How many terms of the AP 63, 60, 57, 54, ….. must be taken so that their sum is 693? Explain the double answer.

Answer 1

The given AP is 63, 60, 57, 54,………..
Here, a = 63 and d = 60 - 63 = - 3
Let the required number of terms be n.
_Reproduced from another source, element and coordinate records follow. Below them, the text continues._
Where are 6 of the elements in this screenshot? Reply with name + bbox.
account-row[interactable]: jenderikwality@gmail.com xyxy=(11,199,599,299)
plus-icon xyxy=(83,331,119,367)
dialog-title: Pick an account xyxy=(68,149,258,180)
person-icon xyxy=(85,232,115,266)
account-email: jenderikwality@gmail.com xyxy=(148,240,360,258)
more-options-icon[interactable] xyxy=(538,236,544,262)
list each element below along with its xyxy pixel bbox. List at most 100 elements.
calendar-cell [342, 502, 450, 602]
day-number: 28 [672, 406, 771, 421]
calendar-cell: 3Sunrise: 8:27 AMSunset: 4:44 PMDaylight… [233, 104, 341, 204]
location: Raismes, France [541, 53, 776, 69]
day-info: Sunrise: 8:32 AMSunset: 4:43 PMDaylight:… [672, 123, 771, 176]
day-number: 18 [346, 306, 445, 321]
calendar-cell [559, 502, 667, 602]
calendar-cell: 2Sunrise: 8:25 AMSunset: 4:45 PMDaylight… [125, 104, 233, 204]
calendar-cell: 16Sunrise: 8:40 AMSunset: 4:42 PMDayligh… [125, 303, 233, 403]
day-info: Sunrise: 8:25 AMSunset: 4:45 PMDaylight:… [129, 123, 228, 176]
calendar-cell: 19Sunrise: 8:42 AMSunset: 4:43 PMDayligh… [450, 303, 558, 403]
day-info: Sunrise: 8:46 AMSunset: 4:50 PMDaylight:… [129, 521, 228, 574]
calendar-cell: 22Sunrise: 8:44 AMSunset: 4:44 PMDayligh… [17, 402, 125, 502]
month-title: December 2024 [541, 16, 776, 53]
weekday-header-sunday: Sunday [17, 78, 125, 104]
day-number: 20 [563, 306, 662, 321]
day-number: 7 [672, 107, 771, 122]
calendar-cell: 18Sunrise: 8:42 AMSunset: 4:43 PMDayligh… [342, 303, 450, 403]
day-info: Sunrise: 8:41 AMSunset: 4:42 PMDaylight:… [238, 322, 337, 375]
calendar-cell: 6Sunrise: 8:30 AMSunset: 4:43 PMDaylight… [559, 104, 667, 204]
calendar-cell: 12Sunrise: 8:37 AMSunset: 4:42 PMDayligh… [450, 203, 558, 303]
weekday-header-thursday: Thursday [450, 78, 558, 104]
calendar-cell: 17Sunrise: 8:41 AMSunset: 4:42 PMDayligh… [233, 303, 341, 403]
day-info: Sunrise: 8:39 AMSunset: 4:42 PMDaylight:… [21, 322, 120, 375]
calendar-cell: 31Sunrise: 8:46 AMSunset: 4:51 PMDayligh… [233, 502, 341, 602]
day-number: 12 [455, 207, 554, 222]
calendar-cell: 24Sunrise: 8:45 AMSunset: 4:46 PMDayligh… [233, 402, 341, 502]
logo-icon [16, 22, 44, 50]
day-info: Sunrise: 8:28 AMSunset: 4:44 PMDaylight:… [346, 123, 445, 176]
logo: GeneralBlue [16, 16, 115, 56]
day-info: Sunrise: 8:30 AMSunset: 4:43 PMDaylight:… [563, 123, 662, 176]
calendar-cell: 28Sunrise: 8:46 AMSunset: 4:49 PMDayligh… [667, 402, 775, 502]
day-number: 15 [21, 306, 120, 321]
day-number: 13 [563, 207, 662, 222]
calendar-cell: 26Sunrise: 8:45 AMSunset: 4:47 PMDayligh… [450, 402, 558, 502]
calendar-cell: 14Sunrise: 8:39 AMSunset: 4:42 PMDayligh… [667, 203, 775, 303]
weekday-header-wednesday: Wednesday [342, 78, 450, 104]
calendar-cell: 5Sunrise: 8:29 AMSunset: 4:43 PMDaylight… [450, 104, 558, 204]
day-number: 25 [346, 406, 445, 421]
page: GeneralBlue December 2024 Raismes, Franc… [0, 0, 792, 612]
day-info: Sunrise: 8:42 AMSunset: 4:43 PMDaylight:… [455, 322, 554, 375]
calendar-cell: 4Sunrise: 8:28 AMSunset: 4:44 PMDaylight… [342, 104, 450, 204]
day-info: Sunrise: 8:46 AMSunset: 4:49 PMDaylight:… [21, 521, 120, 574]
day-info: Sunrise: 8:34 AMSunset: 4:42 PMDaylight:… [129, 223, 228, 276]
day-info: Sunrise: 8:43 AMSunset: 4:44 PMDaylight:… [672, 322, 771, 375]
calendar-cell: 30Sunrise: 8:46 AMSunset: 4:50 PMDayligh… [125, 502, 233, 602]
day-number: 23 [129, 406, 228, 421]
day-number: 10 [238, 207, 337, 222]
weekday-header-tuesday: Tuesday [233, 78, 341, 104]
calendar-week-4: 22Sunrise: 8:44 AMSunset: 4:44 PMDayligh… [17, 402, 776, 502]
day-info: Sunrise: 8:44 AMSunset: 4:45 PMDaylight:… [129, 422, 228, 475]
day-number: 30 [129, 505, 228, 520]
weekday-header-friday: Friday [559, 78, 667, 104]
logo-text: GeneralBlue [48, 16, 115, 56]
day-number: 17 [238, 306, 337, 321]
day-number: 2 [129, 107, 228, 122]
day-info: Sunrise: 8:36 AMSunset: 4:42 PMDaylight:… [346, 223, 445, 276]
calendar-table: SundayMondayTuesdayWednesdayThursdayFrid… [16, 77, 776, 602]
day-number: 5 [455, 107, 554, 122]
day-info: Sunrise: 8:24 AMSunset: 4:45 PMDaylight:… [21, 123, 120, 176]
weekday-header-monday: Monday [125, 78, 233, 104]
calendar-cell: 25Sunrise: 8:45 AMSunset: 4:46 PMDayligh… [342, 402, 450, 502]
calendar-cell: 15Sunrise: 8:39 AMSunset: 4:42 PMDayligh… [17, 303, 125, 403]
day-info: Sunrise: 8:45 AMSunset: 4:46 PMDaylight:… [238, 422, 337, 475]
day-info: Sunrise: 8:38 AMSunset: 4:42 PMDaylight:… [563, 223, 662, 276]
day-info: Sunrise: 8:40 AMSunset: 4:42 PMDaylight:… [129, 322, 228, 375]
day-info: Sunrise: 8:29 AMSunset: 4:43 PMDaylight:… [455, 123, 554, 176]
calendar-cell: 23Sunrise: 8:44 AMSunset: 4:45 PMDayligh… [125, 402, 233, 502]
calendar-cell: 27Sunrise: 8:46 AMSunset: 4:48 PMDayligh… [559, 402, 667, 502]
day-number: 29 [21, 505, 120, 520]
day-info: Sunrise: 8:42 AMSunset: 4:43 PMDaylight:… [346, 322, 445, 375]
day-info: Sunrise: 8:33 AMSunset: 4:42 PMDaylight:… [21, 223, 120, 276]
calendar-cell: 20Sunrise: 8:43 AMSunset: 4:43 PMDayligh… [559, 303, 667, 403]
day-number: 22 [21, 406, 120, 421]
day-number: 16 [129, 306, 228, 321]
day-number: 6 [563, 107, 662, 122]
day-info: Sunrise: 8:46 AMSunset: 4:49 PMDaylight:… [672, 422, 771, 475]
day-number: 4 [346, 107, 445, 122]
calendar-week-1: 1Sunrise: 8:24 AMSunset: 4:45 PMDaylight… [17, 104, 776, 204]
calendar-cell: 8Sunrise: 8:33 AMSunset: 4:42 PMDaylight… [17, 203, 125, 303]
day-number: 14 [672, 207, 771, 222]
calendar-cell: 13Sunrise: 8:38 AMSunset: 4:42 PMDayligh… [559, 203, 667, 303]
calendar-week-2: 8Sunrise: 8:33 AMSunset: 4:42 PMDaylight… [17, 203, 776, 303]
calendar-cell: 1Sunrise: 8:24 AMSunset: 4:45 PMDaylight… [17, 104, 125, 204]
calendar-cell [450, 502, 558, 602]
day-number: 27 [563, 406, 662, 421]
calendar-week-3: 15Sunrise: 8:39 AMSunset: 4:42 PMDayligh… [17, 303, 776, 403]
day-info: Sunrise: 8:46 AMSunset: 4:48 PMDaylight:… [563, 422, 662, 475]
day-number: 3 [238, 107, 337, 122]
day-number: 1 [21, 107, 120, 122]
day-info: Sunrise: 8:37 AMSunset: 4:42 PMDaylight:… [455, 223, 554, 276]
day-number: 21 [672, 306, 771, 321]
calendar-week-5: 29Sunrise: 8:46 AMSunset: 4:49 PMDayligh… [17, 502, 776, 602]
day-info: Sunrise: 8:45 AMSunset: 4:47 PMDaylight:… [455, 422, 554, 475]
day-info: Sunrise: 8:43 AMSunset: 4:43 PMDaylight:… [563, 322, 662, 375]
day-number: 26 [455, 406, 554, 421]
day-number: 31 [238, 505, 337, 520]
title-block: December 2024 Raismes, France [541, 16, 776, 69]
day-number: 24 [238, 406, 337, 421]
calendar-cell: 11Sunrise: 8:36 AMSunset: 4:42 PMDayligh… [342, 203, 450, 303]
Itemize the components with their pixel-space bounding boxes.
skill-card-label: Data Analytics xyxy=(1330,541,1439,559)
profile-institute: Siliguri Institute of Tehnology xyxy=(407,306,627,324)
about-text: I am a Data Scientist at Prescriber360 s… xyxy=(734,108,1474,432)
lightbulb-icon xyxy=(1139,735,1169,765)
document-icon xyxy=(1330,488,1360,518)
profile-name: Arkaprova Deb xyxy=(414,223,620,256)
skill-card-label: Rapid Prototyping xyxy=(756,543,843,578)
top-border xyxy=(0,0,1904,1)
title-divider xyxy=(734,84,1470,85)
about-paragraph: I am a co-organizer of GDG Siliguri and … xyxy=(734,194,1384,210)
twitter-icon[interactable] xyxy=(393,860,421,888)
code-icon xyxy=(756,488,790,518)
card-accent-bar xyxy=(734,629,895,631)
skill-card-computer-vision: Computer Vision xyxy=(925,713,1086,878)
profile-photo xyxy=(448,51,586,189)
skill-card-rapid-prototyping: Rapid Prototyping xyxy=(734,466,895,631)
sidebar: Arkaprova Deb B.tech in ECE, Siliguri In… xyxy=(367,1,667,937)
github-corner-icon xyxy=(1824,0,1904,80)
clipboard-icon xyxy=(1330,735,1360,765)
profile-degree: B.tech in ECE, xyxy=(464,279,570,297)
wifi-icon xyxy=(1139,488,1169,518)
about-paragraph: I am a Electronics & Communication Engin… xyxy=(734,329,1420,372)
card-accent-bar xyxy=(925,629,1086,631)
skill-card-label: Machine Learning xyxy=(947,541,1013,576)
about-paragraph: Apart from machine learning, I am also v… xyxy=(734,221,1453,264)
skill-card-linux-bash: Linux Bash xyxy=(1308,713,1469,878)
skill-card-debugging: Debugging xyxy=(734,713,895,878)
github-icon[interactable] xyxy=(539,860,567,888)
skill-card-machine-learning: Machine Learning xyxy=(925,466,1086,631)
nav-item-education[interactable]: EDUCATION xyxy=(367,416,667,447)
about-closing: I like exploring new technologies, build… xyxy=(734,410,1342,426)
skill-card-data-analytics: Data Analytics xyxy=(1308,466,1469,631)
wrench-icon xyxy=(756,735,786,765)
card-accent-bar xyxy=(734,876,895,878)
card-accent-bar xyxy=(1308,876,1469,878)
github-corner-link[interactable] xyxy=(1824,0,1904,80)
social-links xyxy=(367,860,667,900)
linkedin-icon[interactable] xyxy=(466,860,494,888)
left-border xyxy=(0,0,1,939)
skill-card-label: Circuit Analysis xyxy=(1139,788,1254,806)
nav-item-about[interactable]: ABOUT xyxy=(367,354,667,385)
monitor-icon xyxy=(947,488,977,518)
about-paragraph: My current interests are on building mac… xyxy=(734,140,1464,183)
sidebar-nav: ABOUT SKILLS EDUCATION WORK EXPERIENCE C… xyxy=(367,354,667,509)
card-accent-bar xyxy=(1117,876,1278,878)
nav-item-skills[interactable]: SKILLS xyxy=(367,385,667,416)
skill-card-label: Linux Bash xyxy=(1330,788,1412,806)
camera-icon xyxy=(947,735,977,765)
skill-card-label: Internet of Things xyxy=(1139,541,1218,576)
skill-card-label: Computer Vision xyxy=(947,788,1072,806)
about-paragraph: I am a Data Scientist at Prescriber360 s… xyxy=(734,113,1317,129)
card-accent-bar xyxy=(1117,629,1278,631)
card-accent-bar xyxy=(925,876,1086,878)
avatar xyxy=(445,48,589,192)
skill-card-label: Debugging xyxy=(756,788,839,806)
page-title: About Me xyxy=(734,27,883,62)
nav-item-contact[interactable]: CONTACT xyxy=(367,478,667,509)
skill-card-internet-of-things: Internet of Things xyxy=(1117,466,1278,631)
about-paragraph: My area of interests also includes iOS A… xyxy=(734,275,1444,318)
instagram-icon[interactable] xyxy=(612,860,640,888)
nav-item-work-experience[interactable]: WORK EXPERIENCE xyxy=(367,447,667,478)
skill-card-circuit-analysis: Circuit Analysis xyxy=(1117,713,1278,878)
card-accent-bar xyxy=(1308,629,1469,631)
Then,

s_n = 693 

` ⇒  n/2 [ 2 xx 63 +(n-1) xx (-3) ] = 693               {s_n = n/2 [ 2a + (n-1)d]}`

`⇒ n/2 (126 -3n +3) = 693 `

⇒ n(129-3n ) = 1386 

`⇒ 3n^2 - 129n + 1386 = 0`

`⇒  3n^2 - 66n -63 n + 1386 = 0`

⇒ 3n (n-22) -63 (n-22)=0

⇒ (n-22) (3n-63)=0

⇒ n-22 = 0 or 3n -63 =0

 ⇒  n = 22 or n = 21 

So, the sum of 21 terms as well as that of 22 terms is 693. This is because the 22^nd term of the AP is 0. 

`a_22 = 63+ (22-1) xx (-3) = 63-63 =0`

Hence, the required number of terms is 21 or 22.